We present today's painting thanks to Nasjonalmuseet in Oslo. :)
Most of Amedeo Modigliani’s works were created during a few hectic years during and right after the First World War. The Italian-born artist moved to Paris in 1906 and dithered for a while between sculpture and painting. He worked for a year as an assistant to Constantin Brâncusi, whose perception of form can be traced in Modigliani’s mask-like portraits. After quickly gaining a reputation as an eminent draftsman, Modigliani made his living as a café artiste by drawing hastily executed portraits of the café patrons in the hope of securing a commission for versions in oil.
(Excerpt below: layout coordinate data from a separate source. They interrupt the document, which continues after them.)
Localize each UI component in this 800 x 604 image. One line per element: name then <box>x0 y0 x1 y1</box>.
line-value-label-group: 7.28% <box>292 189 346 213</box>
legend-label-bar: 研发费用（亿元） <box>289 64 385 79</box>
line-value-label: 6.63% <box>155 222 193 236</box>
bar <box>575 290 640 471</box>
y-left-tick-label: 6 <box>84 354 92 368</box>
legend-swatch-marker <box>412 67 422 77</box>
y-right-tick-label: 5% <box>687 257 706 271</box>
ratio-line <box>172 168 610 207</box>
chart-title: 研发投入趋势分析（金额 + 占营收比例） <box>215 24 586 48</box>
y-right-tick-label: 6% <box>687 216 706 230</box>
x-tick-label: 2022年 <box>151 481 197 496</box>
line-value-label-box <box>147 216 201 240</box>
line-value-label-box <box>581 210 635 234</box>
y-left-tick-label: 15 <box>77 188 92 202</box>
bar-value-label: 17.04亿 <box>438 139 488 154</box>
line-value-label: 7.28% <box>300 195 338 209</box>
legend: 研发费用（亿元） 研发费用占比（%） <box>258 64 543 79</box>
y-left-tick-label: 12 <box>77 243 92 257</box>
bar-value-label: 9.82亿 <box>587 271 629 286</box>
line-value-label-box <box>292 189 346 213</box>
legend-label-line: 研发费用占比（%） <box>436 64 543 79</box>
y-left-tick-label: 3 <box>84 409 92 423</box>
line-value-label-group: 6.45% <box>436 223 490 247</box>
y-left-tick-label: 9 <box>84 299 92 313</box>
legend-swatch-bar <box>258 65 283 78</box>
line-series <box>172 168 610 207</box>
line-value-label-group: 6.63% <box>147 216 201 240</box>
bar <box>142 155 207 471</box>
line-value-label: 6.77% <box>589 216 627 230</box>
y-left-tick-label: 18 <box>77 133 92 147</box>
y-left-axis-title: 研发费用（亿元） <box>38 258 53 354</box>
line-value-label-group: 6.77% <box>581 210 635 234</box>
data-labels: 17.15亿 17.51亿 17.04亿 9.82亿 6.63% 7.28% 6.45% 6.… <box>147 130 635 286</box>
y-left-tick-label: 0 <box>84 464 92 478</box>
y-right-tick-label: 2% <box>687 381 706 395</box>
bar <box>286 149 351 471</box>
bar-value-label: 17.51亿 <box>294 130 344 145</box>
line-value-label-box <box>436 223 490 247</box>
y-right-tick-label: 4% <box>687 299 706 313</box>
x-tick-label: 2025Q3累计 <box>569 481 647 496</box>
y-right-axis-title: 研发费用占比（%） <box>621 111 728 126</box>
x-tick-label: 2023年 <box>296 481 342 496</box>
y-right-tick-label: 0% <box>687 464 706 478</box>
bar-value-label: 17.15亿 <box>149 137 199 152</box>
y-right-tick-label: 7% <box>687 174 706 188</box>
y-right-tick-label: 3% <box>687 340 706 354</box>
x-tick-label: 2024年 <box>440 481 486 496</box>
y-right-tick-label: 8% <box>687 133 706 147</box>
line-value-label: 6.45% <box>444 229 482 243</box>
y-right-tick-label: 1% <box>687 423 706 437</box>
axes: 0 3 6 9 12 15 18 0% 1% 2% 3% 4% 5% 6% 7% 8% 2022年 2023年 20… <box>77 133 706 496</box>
His works are stylistically hard to place: his influences seem to include African sculptures that were much in vogue at the time, whose linear, elongated forms instilled the subjects of his portraits with a touch of sophisticated modernity, while his colors adhere largely to the relaxed, anti-naturalist palette of cubism.
The National Museum’s female portrait has often borne the title Portrait of Mme Zborowska. Mme Zborowska was married to the Polish poet and art dealer Leopold Zborowski, Modigliani’s close friend and agent. But individual traits were not Modigliani’s style, and it seems likely that the sitter is unknown. It was thanks to Leopold Zborowski that Modigliani achieved at least a modicum of fame during his lifetime. But his breakthrough came too late: Modigliani suffered from tuberculosis, and the artist succumbed to illness and alcohol and drug abuse at the age of thirty-five. His posthumous fame continued to grow, however, and during the 1920s his tragic life and idiosyncratic style became a fixture of European modernism.